“Today’s investiture underscores the importance of endowed funds and endowed faculty members to the university,” said June Pierce Youatt, MSU Provost. “I’d like to thank Dr. James Billman for his generosity in making this professorship a reality and for his recognition that MSU faculty have an enormous impact on the university, the state and the world through their research, teaching and outreach. And on behalf of MSU, I congratulate Amy on this honor and am confident that she will continue making significant contributions to her field and will play a strong leadership role here at MSU, both as a faculty member and as a student mentor.”
Ralston focuses her research on how embryos make and use stem cells in order to create new ways to study and treat human health problems, including infertility and birth defects.
“This endowment will allow me and my students to pursue exciting new areas of stem cell research in my lab,” Ralston said. “Dr.

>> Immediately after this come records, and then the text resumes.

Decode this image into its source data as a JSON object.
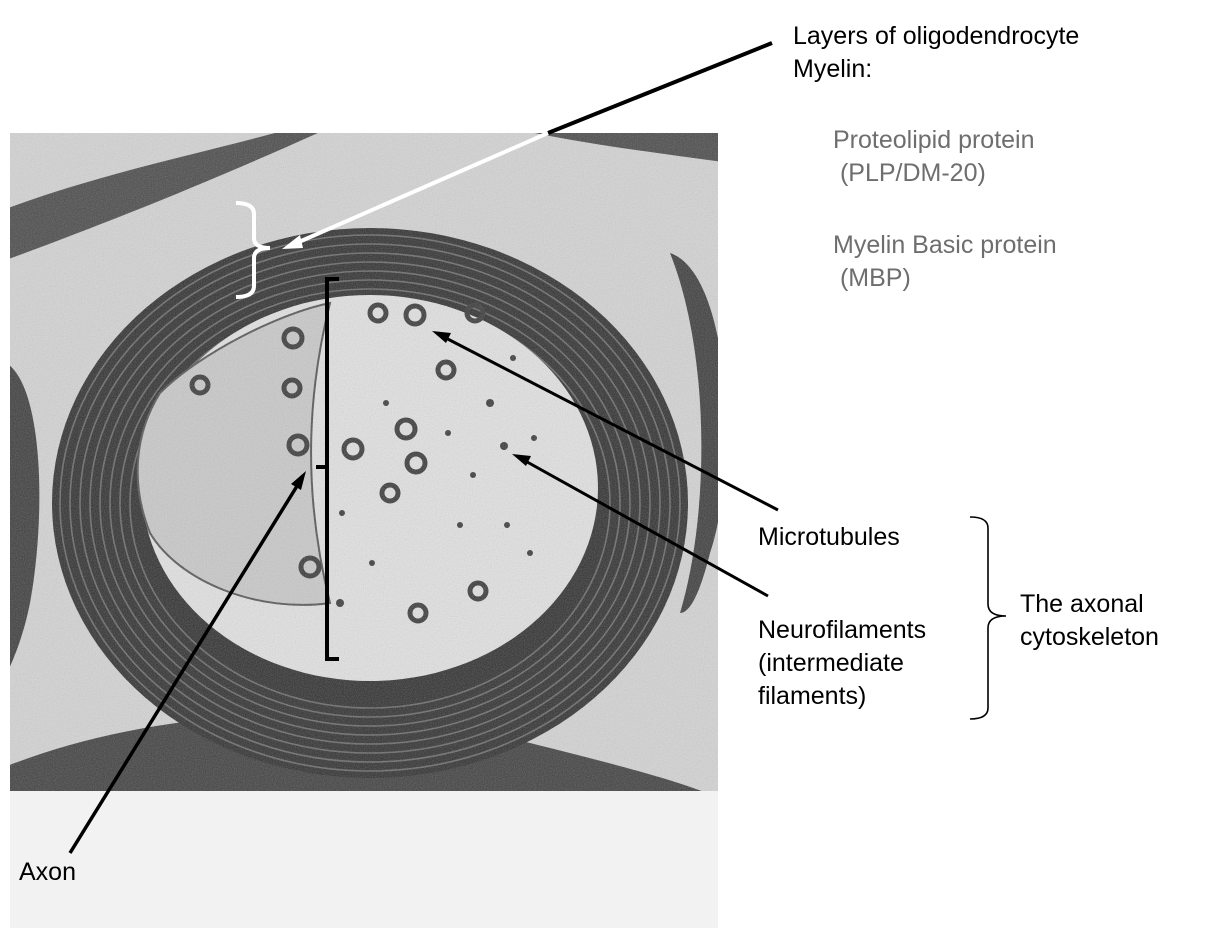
{
  "labels": {
    "myelin_title": "Layers of oligodendrocyte\nMyelin:",
    "plp": "Proteolipid protein\n (PLP/DM-20)",
    "mbp": "Myelin Basic protein\n (MBP)",
    "microtubules": "Microtubules",
    "neurofilaments": "Neurofilaments\n(intermediate\nfilaments)",
    "cytoskeleton": "The axonal\ncytoskeleton",
    "axon": "Axon"
  },
  "colors": {
    "label_text": "#000000",
    "protein_text": "#6e6e6e",
    "em_background": "#d8d8d8",
    "myelin_dark": "#2f2f2f",
    "axoplasm": "#e3e3e3",
    "lower_band": "#f2f2f2",
    "arrow_black": "#000000",
    "arrow_white": "#ffffff"
  },
  "image": {
    "content": "electron micrograph of a myelinated axon in cross-section"
  }
}
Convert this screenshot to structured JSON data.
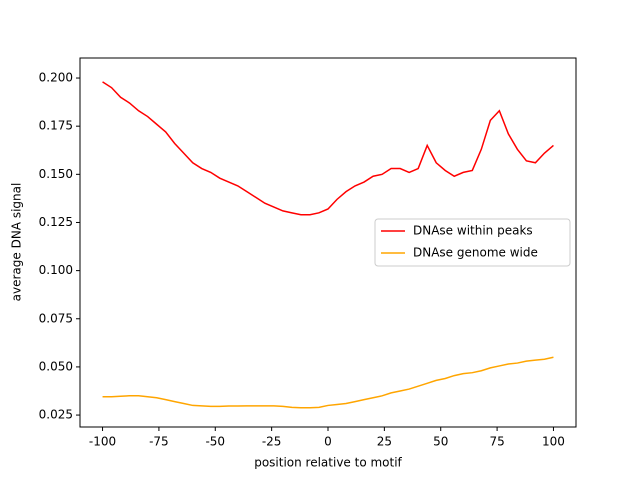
{
  "chart_data": {
    "type": "line",
    "xlabel": "position relative to motif",
    "ylabel": "average DNA signal",
    "x": [
      -100,
      -96,
      -92,
      -88,
      -84,
      -80,
      -76,
      -72,
      -68,
      -64,
      -60,
      -56,
      -52,
      -48,
      -44,
      -40,
      -36,
      -32,
      -28,
      -24,
      -20,
      -16,
      -12,
      -8,
      -4,
      0,
      4,
      8,
      12,
      16,
      20,
      24,
      28,
      32,
      36,
      40,
      44,
      48,
      52,
      56,
      60,
      64,
      68,
      72,
      76,
      80,
      84,
      88,
      92,
      96,
      100
    ],
    "series": [
      {
        "name": "DNAse within peaks",
        "color": "#ff0000",
        "values": [
          0.198,
          0.195,
          0.19,
          0.187,
          0.183,
          0.18,
          0.176,
          0.172,
          0.166,
          0.161,
          0.156,
          0.153,
          0.151,
          0.148,
          0.146,
          0.144,
          0.141,
          0.138,
          0.135,
          0.133,
          0.131,
          0.13,
          0.129,
          0.129,
          0.13,
          0.132,
          0.137,
          0.141,
          0.144,
          0.146,
          0.149,
          0.15,
          0.153,
          0.153,
          0.151,
          0.153,
          0.165,
          0.156,
          0.152,
          0.149,
          0.151,
          0.152,
          0.163,
          0.178,
          0.183,
          0.171,
          0.163,
          0.157,
          0.156,
          0.161,
          0.165
        ]
      },
      {
        "name": "DNAse genome wide",
        "color": "#ffa500",
        "values": [
          0.0345,
          0.0345,
          0.0348,
          0.035,
          0.035,
          0.0345,
          0.034,
          0.033,
          0.032,
          0.031,
          0.03,
          0.0298,
          0.0295,
          0.0295,
          0.0297,
          0.0297,
          0.0298,
          0.0298,
          0.0298,
          0.0298,
          0.0295,
          0.029,
          0.0288,
          0.0288,
          0.029,
          0.03,
          0.0305,
          0.031,
          0.032,
          0.033,
          0.034,
          0.035,
          0.0365,
          0.0375,
          0.0385,
          0.04,
          0.0415,
          0.043,
          0.044,
          0.0455,
          0.0465,
          0.047,
          0.048,
          0.0495,
          0.0505,
          0.0515,
          0.052,
          0.053,
          0.0535,
          0.054,
          0.055
        ]
      }
    ],
    "xlim": [
      -110,
      110
    ],
    "ylim": [
      0.0188,
      0.2104
    ],
    "xticks": [
      -100,
      -75,
      -50,
      -25,
      0,
      25,
      50,
      75,
      100
    ],
    "yticks": [
      {
        "value": 0.025,
        "label": "0.025"
      },
      {
        "value": 0.05,
        "label": "0.050"
      },
      {
        "value": 0.075,
        "label": "0.075"
      },
      {
        "value": 0.1,
        "label": "0.100"
      },
      {
        "value": 0.125,
        "label": "0.125"
      },
      {
        "value": 0.15,
        "label": "0.150"
      },
      {
        "value": 0.175,
        "label": "0.175"
      },
      {
        "value": 0.2,
        "label": "0.200"
      }
    ],
    "legend": "center right"
  }
}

Billman’s generosity and vision shows me that MSU is a unique place with extraordinary alumni. I am proud to be a part of that.”
Ralston’s pioneering work with stem cells and other scholarly achievements led her to receive a 2016 Presidential Early Career Award for Scientists and Engineers from President Barack Obama. The award is the highest honor bestowed by the U.S. government on a science and engineering professional in the early stages of their independent research careers.
“The college and the university are very fortunate to have someone of Amy’s standing to occupy this important position,” said R. James Kirkpatrick, NatSci dean. “We are thrilled that Amy will serve as the first Billman Professor and look forward to great things. We also want to thank Dr. Billman, for whom this professorship is named, for his generosity and vision.”
The investiture ceremony took place Oct. 27 at MSU’s Wharton Center for the Performing Arts.